Vendredi 9 juillet 1999     NGUIGMI - MAO

A 18 heures 30, grande discussion. On ne comprend pas grand chose mais maintenant tout le monde s’énerve. Ça n’avance pas, les gens s’inquiètent, sont crevés, la situation ne les amuse plus. Le manque d’eau inquiète le chauffeur. A 19 heures, nous stoppons au milieu de la piste. Un puit d’eau se trouve, parait-il, à proximité. Il commence à faire nuit et nous partons à pied dans le sable, bidons à la main, à la recherche du puit. Vive l’aventure ! En route, nous rencontrons des nomades. Dans leur campement, ils nous offrent à boire de l’eau sale que nous filtrons avec la paille. Ça fait du bien ! Ils nous confirment l’existence du puit et nous indiquent la direction. On marche encore un moment, il fait nuit, le vent souffle et au loin, un orage menace. Enfin, nous atteignons le point d’eau. Chacun remplit ses bidons et nous rebroussons chemin, chargés, dans la nuit et en plein désert. Le sable rend la marche pénible et on ne voit rien. De retour au véhicule, nous avons quelques minutes de repos seulement avant de poursuivre la route. Nous roulons lentement, avec des ensablements fréquents jusqu’à une heures du matin. Nous sommes dans un petit village et quelques passagers descendent.

Samedi 10 juillet 1999     NGUIGMI - MAO

A 3 heures, on nous apporte du riz, puis on se rendort sur le sable. Il fait froid. A 5 heures 30, nous repartons. La progression est extrêmement lente et bien que le véhicule soit un peu moins chargé, nous restons toujours dans l’inconfort. Des pannes, des enlisements, et cette chaleur... C’est très dur. La piste n’en finit pas, on croise des troupeaux de chameaux et de chèvres. La poussière nous recouvre, on s’accroche du mieux qu’on peut, ça secoue. Stop ! un passager vient d’être éjecté. Heureusement, rien de grave, le sable a amorti sa chute.

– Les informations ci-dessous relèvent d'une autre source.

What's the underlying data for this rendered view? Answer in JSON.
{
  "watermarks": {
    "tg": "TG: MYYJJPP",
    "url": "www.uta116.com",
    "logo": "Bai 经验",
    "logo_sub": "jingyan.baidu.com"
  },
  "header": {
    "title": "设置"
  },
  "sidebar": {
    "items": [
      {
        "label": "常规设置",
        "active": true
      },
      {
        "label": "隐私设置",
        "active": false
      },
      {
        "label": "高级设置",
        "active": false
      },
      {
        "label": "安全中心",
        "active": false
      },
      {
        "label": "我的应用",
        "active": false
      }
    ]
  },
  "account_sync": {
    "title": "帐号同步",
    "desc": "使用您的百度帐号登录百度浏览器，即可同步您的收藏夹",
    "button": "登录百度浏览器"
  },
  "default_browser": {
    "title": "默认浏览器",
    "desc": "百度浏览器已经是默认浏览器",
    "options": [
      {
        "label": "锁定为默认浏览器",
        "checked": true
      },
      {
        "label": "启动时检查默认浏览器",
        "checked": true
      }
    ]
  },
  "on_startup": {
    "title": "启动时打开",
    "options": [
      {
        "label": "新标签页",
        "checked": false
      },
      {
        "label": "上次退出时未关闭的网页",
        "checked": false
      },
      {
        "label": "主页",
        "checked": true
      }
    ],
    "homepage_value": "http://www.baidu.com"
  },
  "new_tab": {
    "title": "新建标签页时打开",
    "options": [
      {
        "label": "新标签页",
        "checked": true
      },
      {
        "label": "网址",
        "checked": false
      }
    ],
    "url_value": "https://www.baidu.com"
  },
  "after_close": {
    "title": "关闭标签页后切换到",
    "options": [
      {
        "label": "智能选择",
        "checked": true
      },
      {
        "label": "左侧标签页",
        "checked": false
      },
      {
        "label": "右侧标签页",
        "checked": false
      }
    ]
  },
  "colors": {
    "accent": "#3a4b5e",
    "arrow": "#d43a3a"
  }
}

A 12 heures 30, nous arrivons à RIG RIG, épuisés. Un militaire nous emmène boire un Coca Cola chaud mais ça fait un bien fou. Il nous offre également de l’eau claire, on peut enfin boire à notre soif, sans la paille. Puis les douaniers nous installent sous une paillote, à l’ombre. On est bien, ça détend. D’un coup, le vent le lève, il se met à pleuvoir. Nous courrons nous abriter dans le poste de douane et nous nous allongeons sur une paillasse, par terre. Ahhhhhhh, un peu de repos, à l’abri. A 16 heures, réveil.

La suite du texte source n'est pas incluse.